Иван Чуйков:
Скорее всего, это игра абсолютно без интереса, но достаточно азартная для меня, поскольку здесь есть некоторый риск. Правда, сейчас игра и возможность использования ее в искусстве как бы узаконены, но риск в том, что в некоторых работах вообще нет ничего моего, а все чужое и т. д. Рискованность ситуации связана еще и с тем, что в вещах, где я отказываюсь от композиции, организующий их принцип совершенно случаен, выбирается по жребию или представляется на волю какого-то постороннего человека, зрителя или владельца картины. Но в подобном риске и заключается весь интерес игры. Сама же ситуация, как игровая, интересовала меня довольно давно. И в первых работах, в которых я использовал апроприацию, цитировал чужие работы – будь то фрагменты или что другое – никаких иных задач, кроме чисто игровых, не предполагалось, то есть нужно было поиграть этими вещами. А это, по-моему, самое интересное, что может быть в искусстве, – это ведь освобождение. Игра как освобождение, необходимое в нашей идеологически нагруженной среде, чтобы выжить. Это освобождение, как выяснилось, невозможно, если бороться с Идеологией посредством других идеологий.
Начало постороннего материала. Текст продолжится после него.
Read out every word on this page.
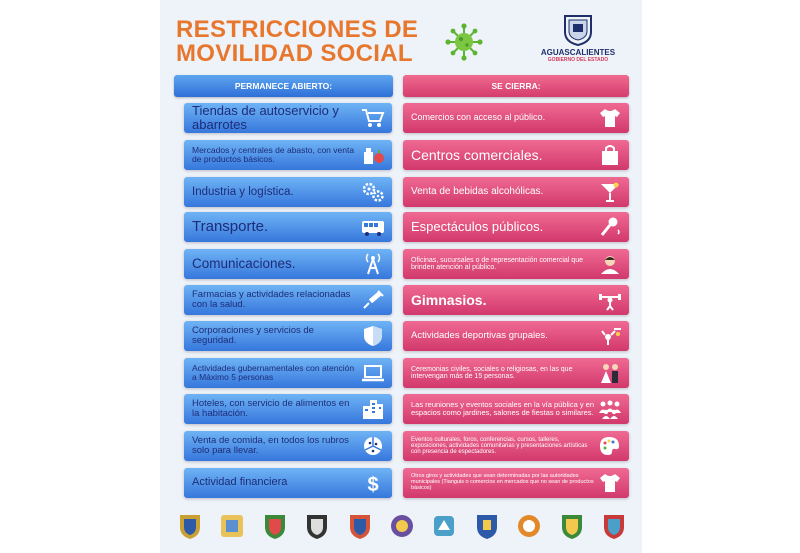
RESTRICCIONES DE
MOVILIDAD SOCIAL	AGUASCALIENTES
GOBIERNO DEL ESTADO
PERMANECE ABIERTO:	SE CIERRA:
Tiendas de autoservicio y abarrotes
Mercados y centrales de abasto, con venta de productos básicos.
Industria y logística.
Transporte.
Comunicaciones.
Farmacias y actividades relacionadas con la salud.
Corporaciones y servicios de seguridad.
Actividades gubernamentales con atención a Máximo 5 personas
Hoteles, con servicio de alimentos en la habitación.
Venta de comida, en todos los rubros solo para llevar.
Actividad financiera	$
Comercios con acceso al público.
Centros comerciales.
Venta de bebidas alcohólicas.
Espectáculos públicos.
Oficinas, sucursales o de representación comercial que brinden atención al público.
Gimnasios.
Actividades deportivas grupales.
Ceremonias civiles, sociales o religiosas, en las que intervengan más de 15 personas.
Las reuniones y eventos sociales en la vía pública y en espacios como jardines, salones de fiestas o similares.
Eventos culturales, foros, conferencias, cursos, talleres, exposiciones, actividades comunitarias y presentaciones artísticas con presencia de espectadores.
Otros giros y actividades que sean determinadas por las autoridades municipales (Tianguis o comercios en mercados que no sean de productos básicos)
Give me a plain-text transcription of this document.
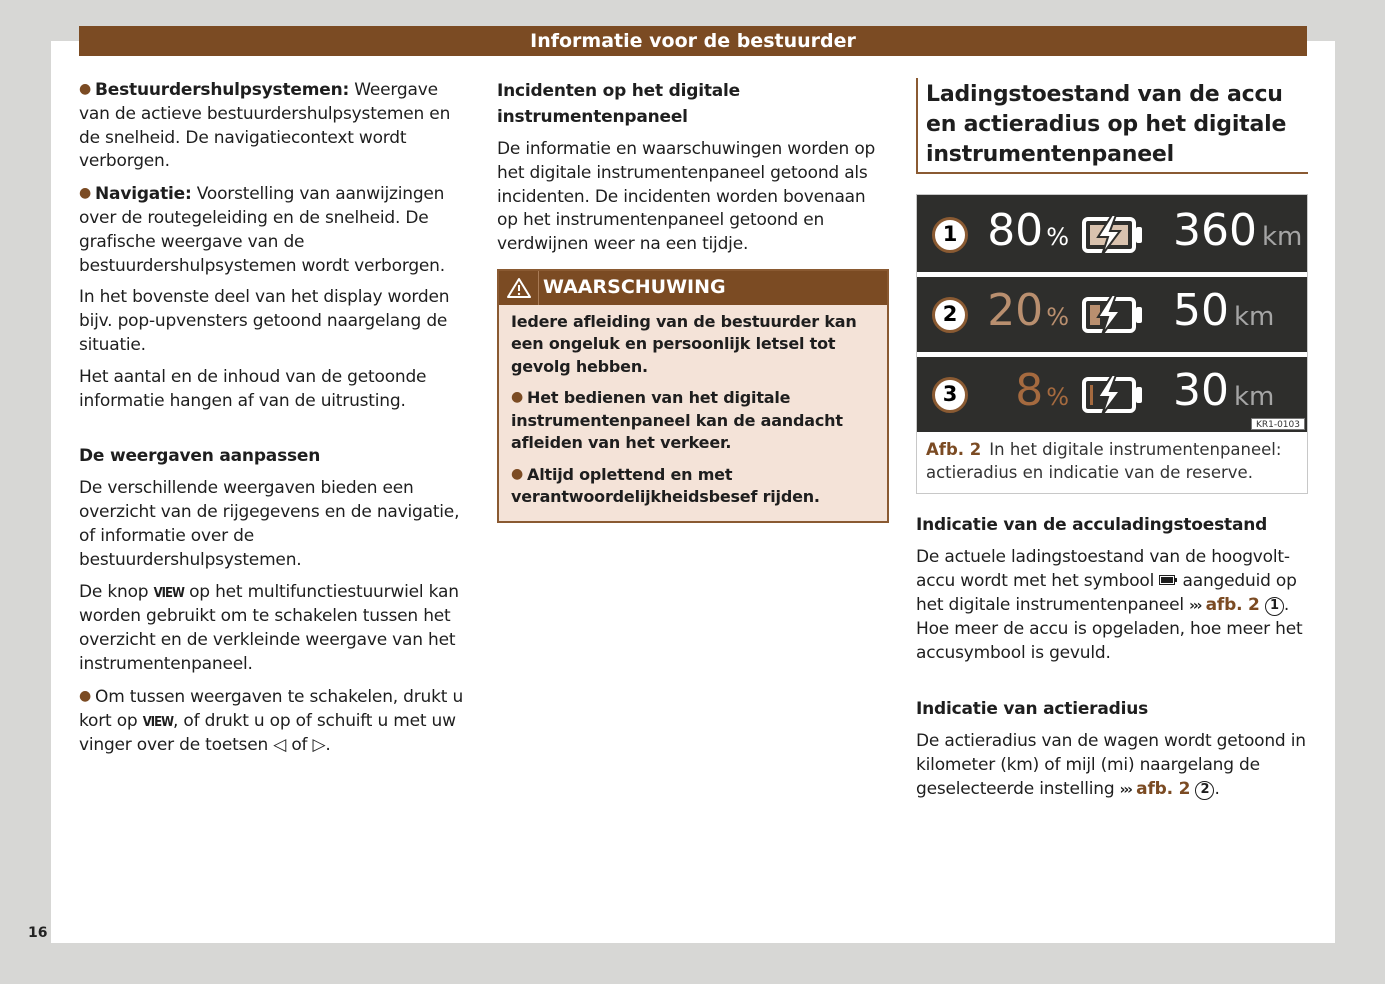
Informatie voor de bestuurder

● Bestuurdershulpsystemen: Weergave van de actieve bestuurdershulpsystemen en de snelheid. De navigatiecontext wordt verborgen.

● Navigatie: Voorstelling van aanwijzingen over de routegeleiding en de snelheid. De grafische weergave van de bestuurdershulpsystemen wordt verborgen.

In het bovenste deel van het display worden bijv. pop-upvensters getoond naargelang de situatie.

Het aantal en de inhoud van de getoonde informatie hangen af van de uitrusting.

De weergaven aanpassen

De verschillende weergaven bieden een overzicht van de rijgegevens en de navigatie, of informatie over de bestuurdershulpsystemen.

De knop VIEW op het multifunctiestuurwiel kan worden gebruikt om te schakelen tussen het overzicht en de verkleinde weergave van het instrumentenpaneel.

● Om tussen weergaven te schakelen, drukt u kort op VIEW, of drukt u op of schuift u met uw vinger over de toetsen ◁ of ▷.

Incidenten op het digitale instrumentenpaneel

De informatie en waarschuwingen worden op het digitale instrumentenpaneel getoond als incidenten. De incidenten worden bovenaan op het instrumentenpaneel getoond en verdwijnen weer na een tijdje.

WAARSCHUWING

Iedere afleiding van de bestuurder kan een ongeluk en persoonlijk letsel tot gevolg hebben.

● Het bedienen van het digitale instrumentenpaneel kan de aandacht afleiden van het verkeer.

● Altijd oplettend en met verantwoordelijkheidsbesef rijden.

Ladingstoestand van de accu en actieradius op het digitale instrumentenpaneel
1 80 % 360 km
2 20 % 50 km
3 8 % 30 km
KR1-0103
Afb. 2 In het digitale instrumentenpaneel: actieradius en indicatie van de reserve.
Indicatie van de acculadingstoestand

De actuele ladingstoestand van de hoogvolt-accu wordt met het symbool  aangeduid op het digitale instrumentenpaneel ››› afb. 2 1 . Hoe meer de accu is opgeladen, hoe meer het accusymbool is gevuld.

Indicatie van actieradius

De actieradius van de wagen wordt getoond in kilometer (km) of mijl (mi) naargelang de geselecteerde instelling ››› afb. 2 2 .

16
Можно только использовать эту Идеологию в качестве материала, что – собственно – и есть игра. Игра фрагментами идеологической картины мира, игра смещением и т. д.Виктор Тупицын:
Имеет ли это отношение к бахтинскому двоемирию, двоемирию между ритуалом, который, по словам Лотмана, «обязателен», и хороводом, который «факультативен»? Не является ли то, что ты называешь игрой, снятием идеологического напряжения между парадигмой карнавального хоровода и доминантной культурной ситуацией, отождествляемой с ритуалом? Я имею в виду «ничейный исход», хотя с точки зрения ритуала ничья – поражение.Иван Чуйков:
Думаю, что да. Хотя бахтинская теория, бахтинский взгляд на вещи мне незнаком. Я, собственно, никогда не читал его текстов. Только упоминания о них. Но, по всей видимости, все это имеет к ним прямое отношение, поскольку первое, с чего начались упомянутые игровые вещи, – это снятие иерархии. С уравнивания высокого и низкого; то есть если говорить о противопоставлении ритуальных вещей хороводу, то это, с одной стороны, официальные государственные знаки, поставленные рядом с совершенно низкими с точки зрения идеологии реалиями – надписями на стене, китчем и т. д. С другой стороны, ритуальное связано не только с советской изопродукцией. Представления о высоком, раз навсегда установленным – тоже официальная идеология, с одобрения которой в один ряд ставятся Рембрандт и, скажем, пропагандистский плакат. Все фиксированное, будь то высокое искусство или что-то другое, – ритуал, тем более что по большей части это практикуется не в жизни, а на уровне догмы, норматива, тезиса, постановления и т. п. Поэтому сопоставление рядом двух вещей из разных культур на визуальном уровне – это не только конфликт, но и взаимное оживление того и другого, т. е. китча, с одной стороны, и Рембрандта – с другой. Короче, хоровод с участием как классики, так и плаката.Виктор Тупицын:
Ты сказал, что подчас пользовался фрагментами работ, которых никогда не было и что – на мой взгляд – связано с понятием «ментального образа». «Ментальные образы» – воображаемые портреты идеального «я», т. е. персонажи, в образе которых мы представляем себе самих себя в тех или иных ситуациях и каковыми подчас не являемся. Имеют ли отношение фрагменты чужих картин к ментальному образу твоего авторства, к аллегории авторства вообще? Быть может, это сам художественный язык тасует как колоду карт варианты «ментальных образов», избегая фиксаций чего-то одного (ритуал) и отдавая предпочтение хороводу личин, – репрезентаций?Иван Чуйков:
Это очень интересный вопрос. Я не могу на него ответить ни утвердительно, ни отрицательно. Попытаюсь просто высказать по этому поводу некоторые соображения. Дело в том, что, когда я начинал пользоваться придуманными фрагментами, первая серия была графическая, состоящая из фрагментов несуществующих работ, о которых говорилось ранее. Это неизбежно упиралось в проект суммарной картины, которую мне приходилось воображать. Весь визуальный ряд (т. е. ряд фрагментов) обладал одной стилистикой. Воображаемая (суммарная) картина называлась «Красный контур». У нескольких из моих друзей висят фрагменты этого несуществующего произведения. Но процесс менялся. Теперь, когда я серьезнее, как мне кажется, отрефлектировал эту проблематику, я использую фрагменты очень разные по форме. Их нельзя привязать, как было тогда, к некоему идеальному «проекту»… Я ведь изменился, и мое «я» не обладает единым стилем…Виктор Тупицын:
Единым «ментальным образом»…Иван Чуйков:
Да. В конечном итоге они сводятся к некоему обобщенному, туманному представлению о том, каким мог быть спектр существований художника.